LindungiHutan.com, Semarang. Berkaca dari penyebab terjadinya, penanggulangan banjir rob semestinya dilakukan secara kompak antar berbagai pihak. Ada beberapa cara yang dapat dilakukan oleh warga masyarakat untuk dapat mencegah terjadinya banjir rob. Beberapa cara yang dapat dilakukan untuk dapat mengatasi terjadinya banjir adalah sebagai berikut:

— Melakukan pemanenan air hujan di daerah atas, pembuatan pompa untuk daerah bawah, dan membendung air laut yang masuk ke daratan.

— Membuat sumur resapan sehingga air yang berada dipermukaan tanah bisa menambah volume air bawah tanah.

foto: ilustrasi sumur resapan (jatengpos)

— Melakukan konsep water front city, yaitu menjadikan air sebagai bagian kehidupan sehari- hari dari amsyarakat. Konsep ini dapat diterapkan di aderah yang mempunyai tingkat penurunan tanah yang tinggi. Konsep ini secera tidak langsung menghendaki masyarakat untuk membuat rumah panggung dengan kondisi sekelilingnya adalah air bersih.

— Melakukan konseptidal gate, yaitu meletakkan pintu air atau pintu pasang surut di daerah muara degan tujuan untuk mencegah air laut yang datan dan masuk ke sungai terlalu besar.

— Pembangunan polder, yaitu pembuatan kolam kecil yang digunakan untuk menampung rob. Polder- polder tersebut harus ditata sedemikian rupa dan dilakukan secara terpadu, serta menjadi bagian dari drainase kota.

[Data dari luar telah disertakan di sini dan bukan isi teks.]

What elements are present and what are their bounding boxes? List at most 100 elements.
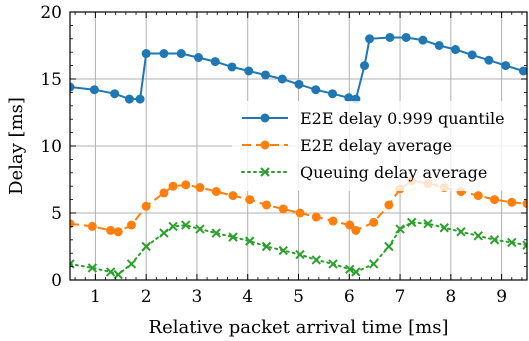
data-point	[294, 79, 304, 89]
data-point	[245, 236, 255, 246]
data-point	[126, 259, 137, 269]
data-point	[168, 181, 178, 191]
data-point	[345, 220, 355, 230]
data-point	[490, 195, 500, 205]
data-point	[70, 219, 75, 229]
x-tick-label: 4	[242, 287, 253, 307]
data-point	[113, 227, 123, 237]
data-point	[473, 231, 483, 241]
y-tick-label: 0	[51, 271, 62, 291]
data-point	[418, 35, 428, 45]
data-point	[228, 232, 238, 242]
data-point	[368, 259, 379, 269]
marker-stroke	[261, 241, 272, 252]
marker-stroke	[126, 259, 137, 269]
data-point	[351, 267, 361, 277]
data-point	[124, 94, 134, 104]
marker-stroke	[87, 263, 98, 273]
x-tick-label: 2	[141, 287, 152, 307]
data-point	[365, 34, 375, 44]
series-3	[70, 217, 527, 280]
legend-marker	[260, 140, 270, 150]
y-tick-label: 5	[51, 204, 62, 224]
data-point	[507, 237, 517, 248]
marker-stroke	[181, 220, 191, 230]
data-point	[89, 85, 99, 95]
data-point	[407, 217, 417, 228]
data-point	[110, 89, 120, 99]
data-point	[311, 85, 321, 95]
data-point	[369, 217, 379, 227]
data-point	[395, 224, 405, 234]
data-point	[261, 241, 272, 252]
data-point	[244, 66, 254, 76]
marker-stroke	[245, 236, 255, 246]
data-point	[211, 228, 221, 238]
marker-stroke	[384, 241, 394, 252]
x-tick-label: 6	[344, 287, 355, 307]
x-tick-label: 7	[395, 287, 406, 307]
marker-stroke	[260, 167, 270, 177]
data-point	[159, 188, 169, 198]
marker-stroke	[439, 223, 449, 233]
y-tick-label: 20	[40, 3, 62, 23]
data-point	[210, 57, 220, 67]
data-point	[522, 199, 527, 209]
data-point	[384, 241, 394, 252]
marker-stroke	[473, 231, 483, 241]
data-point	[501, 61, 511, 71]
data-point	[384, 200, 394, 210]
marker-stroke	[195, 224, 205, 234]
data-point	[484, 55, 494, 65]
marker-stroke	[228, 232, 238, 242]
data-point	[295, 249, 305, 260]
data-point	[181, 180, 191, 190]
marker-stroke	[211, 228, 221, 238]
data-point	[522, 240, 527, 250]
data-point	[260, 70, 270, 80]
data-point	[228, 191, 238, 201]
legend-entry-label: E2E delay average	[300, 136, 452, 155]
data-point	[87, 263, 98, 273]
data-point	[328, 216, 338, 226]
marker-stroke	[295, 249, 305, 260]
legend-marker	[260, 113, 270, 123]
marker-stroke	[489, 235, 500, 245]
data-point	[423, 219, 433, 229]
marker-stroke	[70, 259, 75, 266]
data-point	[345, 264, 355, 274]
data-point	[328, 89, 338, 99]
data-point	[450, 45, 460, 55]
data-point	[106, 225, 116, 235]
data-point	[70, 82, 75, 92]
y-tick-label: 15	[40, 70, 62, 90]
data-point	[105, 267, 116, 277]
marker-stroke	[456, 227, 466, 237]
legend-box	[232, 101, 524, 191]
data-point	[473, 191, 483, 201]
data-point	[159, 49, 169, 59]
legend-marker	[260, 167, 270, 177]
y-tick-label: 10	[40, 137, 62, 157]
data-point	[311, 212, 321, 222]
data-point	[278, 245, 288, 256]
data-point	[141, 241, 151, 252]
data-point	[518, 66, 527, 76]
marker-stroke	[368, 259, 379, 269]
data-point	[295, 208, 305, 218]
data-point	[360, 61, 370, 71]
marker-stroke	[522, 240, 527, 247]
marker-stroke	[168, 221, 178, 232]
data-point	[385, 32, 395, 42]
x-axis-label: Relative packet arrival time [ms]	[149, 317, 449, 338]
marker-stroke	[507, 237, 517, 248]
x-tick-label: 5	[293, 287, 304, 307]
marker-stroke	[105, 267, 116, 277]
marker-stroke	[328, 259, 338, 269]
series-1	[70, 32, 527, 104]
x-tick-label: 3	[192, 287, 203, 307]
data-point	[195, 224, 205, 234]
data-point	[489, 235, 500, 245]
data-point	[245, 195, 255, 205]
y-axis-label: Delay [ms]	[6, 97, 27, 195]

foto: Polder Tawang, Semarang (noem3d)

— Mengurangi efek pemanasan global dengan mengurangi pemakaian kendaraan bermotor dan barang-barang elektronik yang meningkatkan lepasnya gas rumah kaca.

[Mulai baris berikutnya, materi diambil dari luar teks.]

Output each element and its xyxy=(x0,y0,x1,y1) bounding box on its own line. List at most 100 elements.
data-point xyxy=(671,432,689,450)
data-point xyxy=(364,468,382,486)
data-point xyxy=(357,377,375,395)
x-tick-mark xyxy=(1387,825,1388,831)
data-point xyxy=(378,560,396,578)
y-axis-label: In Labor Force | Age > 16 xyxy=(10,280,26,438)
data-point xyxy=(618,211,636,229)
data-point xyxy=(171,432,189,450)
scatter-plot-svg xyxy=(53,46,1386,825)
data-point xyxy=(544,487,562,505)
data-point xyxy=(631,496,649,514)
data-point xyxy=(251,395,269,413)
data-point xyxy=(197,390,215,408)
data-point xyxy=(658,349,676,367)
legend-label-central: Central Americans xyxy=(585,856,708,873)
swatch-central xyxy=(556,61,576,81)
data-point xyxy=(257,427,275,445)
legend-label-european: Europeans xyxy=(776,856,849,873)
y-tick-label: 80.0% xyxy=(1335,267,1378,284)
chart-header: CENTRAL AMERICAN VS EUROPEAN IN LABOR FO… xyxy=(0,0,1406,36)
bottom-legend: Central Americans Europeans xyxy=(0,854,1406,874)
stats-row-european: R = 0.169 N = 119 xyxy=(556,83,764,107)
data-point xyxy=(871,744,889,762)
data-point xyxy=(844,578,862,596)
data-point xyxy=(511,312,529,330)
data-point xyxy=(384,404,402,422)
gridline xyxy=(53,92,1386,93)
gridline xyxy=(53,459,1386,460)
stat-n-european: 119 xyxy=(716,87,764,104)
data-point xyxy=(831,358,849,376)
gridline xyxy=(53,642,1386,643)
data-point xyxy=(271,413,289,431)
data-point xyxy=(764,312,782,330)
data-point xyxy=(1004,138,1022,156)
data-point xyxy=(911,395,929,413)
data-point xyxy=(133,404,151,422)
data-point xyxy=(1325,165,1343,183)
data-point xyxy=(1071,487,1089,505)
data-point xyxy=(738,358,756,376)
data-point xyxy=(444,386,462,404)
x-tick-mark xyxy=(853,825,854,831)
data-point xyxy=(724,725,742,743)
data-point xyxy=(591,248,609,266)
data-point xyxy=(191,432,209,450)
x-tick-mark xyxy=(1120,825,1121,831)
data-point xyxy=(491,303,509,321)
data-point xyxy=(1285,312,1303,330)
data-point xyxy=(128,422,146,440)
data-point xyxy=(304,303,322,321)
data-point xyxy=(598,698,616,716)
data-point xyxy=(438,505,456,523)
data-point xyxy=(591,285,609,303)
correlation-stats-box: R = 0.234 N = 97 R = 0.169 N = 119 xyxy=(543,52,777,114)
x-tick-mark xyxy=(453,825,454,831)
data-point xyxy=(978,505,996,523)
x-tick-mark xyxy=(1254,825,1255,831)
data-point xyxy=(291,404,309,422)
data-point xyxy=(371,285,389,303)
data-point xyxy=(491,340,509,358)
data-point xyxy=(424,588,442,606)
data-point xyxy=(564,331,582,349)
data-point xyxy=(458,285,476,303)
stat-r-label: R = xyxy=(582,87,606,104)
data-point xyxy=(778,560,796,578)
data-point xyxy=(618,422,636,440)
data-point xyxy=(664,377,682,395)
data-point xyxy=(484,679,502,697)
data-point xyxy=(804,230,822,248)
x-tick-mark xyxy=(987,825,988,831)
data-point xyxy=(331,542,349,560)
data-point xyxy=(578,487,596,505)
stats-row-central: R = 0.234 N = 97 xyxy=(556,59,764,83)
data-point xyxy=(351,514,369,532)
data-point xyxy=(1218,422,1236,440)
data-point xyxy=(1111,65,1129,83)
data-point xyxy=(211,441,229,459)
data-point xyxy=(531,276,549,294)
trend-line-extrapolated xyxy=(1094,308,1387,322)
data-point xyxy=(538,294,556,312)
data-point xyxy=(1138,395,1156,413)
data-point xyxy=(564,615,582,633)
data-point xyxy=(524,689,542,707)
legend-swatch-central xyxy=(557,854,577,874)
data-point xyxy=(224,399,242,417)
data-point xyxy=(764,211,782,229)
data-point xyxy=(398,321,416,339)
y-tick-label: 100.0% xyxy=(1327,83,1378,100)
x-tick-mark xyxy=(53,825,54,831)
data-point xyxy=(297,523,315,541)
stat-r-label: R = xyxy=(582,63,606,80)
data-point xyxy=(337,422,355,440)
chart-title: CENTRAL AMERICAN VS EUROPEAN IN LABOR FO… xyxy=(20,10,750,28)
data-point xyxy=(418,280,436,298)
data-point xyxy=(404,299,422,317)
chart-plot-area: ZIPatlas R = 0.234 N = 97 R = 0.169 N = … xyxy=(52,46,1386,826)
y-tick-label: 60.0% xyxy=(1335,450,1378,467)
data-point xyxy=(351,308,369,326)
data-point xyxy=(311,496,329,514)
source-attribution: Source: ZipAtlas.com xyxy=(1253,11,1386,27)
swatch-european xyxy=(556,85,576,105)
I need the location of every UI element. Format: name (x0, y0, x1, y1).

— Menanam mangrove. Akar mangrove dapat berperan sebagai jaring yang menjerat sedimen sehingga mengurangi dampak abrasi akibat adanya banjir rob.

Nah, diatas tadi adalah beberapa hal yang bisa dilakukan untuk menanggulangi banjir rob yang sering terjadi di pesisir pantai. Dari cara-cara diatas, ada yang bisa kalian lakukan loh Sahabat !!